Sundown. Dick Jackson hikes up Gokyo Ri to shoot the sunset over Everest.
©Paulina Vander Noordaa 2004. All rights reserved.

“One of the things I love about the Khumbu is its symmetry, all earth and sky, with the Sherpa people living in the balance. The mountains drew me here in the first place, but the people are what kept me coming back.”

That’s Dick Jackson — expedition leader, international mountain guide, paragliding instructor and narrator of a short documentary film, “Between Earth and Sky/Over Khumbu” — describing the pull of a region in the Himalaya foothills of Nepal, where in 1984 he made the first American ascent to the summit of the 25,895-foot Himalchuli.

On that climb he met Pema Dorje Sherpa, who became and remains a close friend. So when Jackson’s interests later broadened to include paragliding, he was eager to return to Khumbu, this time with very different goals: to fly from a very high peak, to share the experience of flying with the Sherpa people and to make a video record of the expedition.

“The mountains drew me here in the first place, but the people are what kept me coming back.”

And in November 2003, despite permit issues, language problems, high and narrow valleys, obstructionist yaks, sacred summits and high jet-stream winds, Jackson’s “dream team” of expert paraglider pilots, alpinists and a modest production crew succeeded on all counts, helped significantly by ultralight portable technology — wing-in-a-pocket gliders, handheld digital cameras, a 12-inch iBook for the trek up and Final Cut Pro for the final glide through post.

Flight Plans

Although paragliding was invented in the mid-80s by alpinists seeking a method of safe, rapid descent, it quickly took off as a sport unto itself. “Today, we climb to fly,” says Jackson, currently president of the board of the American Mountain Guides Association.

While many have climbed in the Himalayas, and some have paraglided there, nobody had completed multiple launches of single and tandem flights — let alone with Sherpa passengers — until Jackson did.

He conceived the project with his wife, Paulina Vander Noordaa — with whom he owns and operates a tandem paragliding flight and mountaineering guide service in Aspen, Colorado — after an expedition to Nepal in 2000. “Dick had brought his small mountain glider with him, but it was a solo glider, and every time he landed the whole village would come out to greet him,” says Vander Noordaa. “He swore that next time he would bring his tandem glider. So we came up with this concept of bringing the tandems to Nepal and then also trying to fly off of a high summit.”

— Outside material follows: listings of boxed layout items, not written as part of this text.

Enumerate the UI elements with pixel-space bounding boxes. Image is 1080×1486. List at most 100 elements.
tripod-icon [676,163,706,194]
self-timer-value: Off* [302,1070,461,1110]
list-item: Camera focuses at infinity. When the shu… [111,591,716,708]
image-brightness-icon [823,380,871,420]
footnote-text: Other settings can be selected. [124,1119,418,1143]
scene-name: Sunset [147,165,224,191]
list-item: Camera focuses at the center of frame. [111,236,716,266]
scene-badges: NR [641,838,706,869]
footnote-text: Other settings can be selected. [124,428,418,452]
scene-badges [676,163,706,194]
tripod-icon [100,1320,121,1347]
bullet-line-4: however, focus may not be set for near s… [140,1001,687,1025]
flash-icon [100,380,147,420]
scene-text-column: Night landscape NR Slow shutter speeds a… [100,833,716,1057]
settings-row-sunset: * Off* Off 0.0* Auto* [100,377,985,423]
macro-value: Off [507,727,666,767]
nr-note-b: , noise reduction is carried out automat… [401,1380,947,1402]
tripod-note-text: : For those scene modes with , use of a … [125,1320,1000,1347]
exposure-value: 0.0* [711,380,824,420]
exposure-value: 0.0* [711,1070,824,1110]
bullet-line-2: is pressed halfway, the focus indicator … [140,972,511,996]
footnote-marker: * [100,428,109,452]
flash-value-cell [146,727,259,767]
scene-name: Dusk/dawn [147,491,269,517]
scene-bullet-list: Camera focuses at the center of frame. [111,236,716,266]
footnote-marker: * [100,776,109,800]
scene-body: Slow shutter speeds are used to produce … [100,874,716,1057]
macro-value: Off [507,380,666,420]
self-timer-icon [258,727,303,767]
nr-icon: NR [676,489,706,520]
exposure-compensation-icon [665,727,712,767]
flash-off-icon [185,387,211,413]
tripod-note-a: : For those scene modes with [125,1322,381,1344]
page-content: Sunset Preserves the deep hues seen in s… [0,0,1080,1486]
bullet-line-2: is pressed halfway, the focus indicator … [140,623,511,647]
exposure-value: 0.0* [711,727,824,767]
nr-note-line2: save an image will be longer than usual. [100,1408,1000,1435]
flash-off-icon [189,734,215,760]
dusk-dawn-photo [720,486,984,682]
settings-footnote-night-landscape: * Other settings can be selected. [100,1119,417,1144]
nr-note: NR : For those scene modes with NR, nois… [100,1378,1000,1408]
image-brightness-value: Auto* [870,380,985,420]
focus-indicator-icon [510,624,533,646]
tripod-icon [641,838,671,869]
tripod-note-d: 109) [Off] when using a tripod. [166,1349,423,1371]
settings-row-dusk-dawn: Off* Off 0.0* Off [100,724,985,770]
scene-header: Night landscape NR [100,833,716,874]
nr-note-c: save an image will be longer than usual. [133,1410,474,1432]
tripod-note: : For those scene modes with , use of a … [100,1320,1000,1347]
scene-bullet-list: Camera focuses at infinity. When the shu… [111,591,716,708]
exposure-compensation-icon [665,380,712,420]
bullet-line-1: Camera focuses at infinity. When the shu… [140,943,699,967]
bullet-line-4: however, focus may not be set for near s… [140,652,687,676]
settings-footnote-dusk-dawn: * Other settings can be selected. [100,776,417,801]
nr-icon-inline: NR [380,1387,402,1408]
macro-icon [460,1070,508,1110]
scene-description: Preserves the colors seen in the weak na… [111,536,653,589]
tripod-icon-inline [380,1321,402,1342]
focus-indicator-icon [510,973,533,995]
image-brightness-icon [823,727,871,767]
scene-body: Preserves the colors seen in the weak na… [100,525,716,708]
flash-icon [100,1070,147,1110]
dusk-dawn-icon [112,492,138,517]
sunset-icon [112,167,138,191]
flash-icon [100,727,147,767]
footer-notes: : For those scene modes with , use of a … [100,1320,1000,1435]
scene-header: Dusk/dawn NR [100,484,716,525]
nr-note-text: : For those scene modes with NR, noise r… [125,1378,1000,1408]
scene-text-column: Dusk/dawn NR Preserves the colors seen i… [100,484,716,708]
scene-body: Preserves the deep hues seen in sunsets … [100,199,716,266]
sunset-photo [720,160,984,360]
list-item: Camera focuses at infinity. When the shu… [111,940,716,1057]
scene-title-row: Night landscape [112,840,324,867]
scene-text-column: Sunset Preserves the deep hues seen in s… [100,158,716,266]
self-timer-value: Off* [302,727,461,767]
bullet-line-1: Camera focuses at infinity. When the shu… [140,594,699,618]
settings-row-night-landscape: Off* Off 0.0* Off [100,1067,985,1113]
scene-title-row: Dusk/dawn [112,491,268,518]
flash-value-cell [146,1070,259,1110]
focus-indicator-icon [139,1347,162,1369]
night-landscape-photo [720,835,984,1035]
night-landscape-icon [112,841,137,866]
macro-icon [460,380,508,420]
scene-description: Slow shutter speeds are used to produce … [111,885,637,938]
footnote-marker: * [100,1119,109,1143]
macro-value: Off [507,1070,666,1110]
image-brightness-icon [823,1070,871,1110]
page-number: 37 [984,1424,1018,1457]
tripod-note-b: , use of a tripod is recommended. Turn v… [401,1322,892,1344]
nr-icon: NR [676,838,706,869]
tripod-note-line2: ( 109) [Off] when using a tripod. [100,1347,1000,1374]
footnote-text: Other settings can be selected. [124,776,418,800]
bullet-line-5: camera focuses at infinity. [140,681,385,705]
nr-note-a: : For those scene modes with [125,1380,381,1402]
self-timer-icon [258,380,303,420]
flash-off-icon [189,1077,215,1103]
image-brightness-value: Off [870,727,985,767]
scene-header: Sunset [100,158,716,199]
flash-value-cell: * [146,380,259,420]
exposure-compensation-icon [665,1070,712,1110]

After arranging for sponsorship by Marmot, a mountain gear retailer for whom Jackson frequently consults, they contracted with Frank Pickell of Rattle Can Films to shoot and edit the film. “It all came together in a hurry,” says Vander Noordaa. “Last September we found the funding and by the end of October we were on the way to Nepal.”

White Peaks, Red Tape

But before climbing even a step, they encountered a serious impasse. Although they’d arranged for flying permits from the Nepalese civil aviation department, it wasn’t clear that permission extended to Sagamartha National Park, where they would be making multiple flights from several villages not far from a neighboring army post.

“If you’re already in the mountains and need to get permission of this sort, which had never been given before, it can be quite a little process,” says Jackson. “And because of a continuing Maoist insurgency in the region, nothing was certain. Fortunately we were there when you could pull this off. I’m not so sure we could do the trip now, just the way things have changed in the last year.”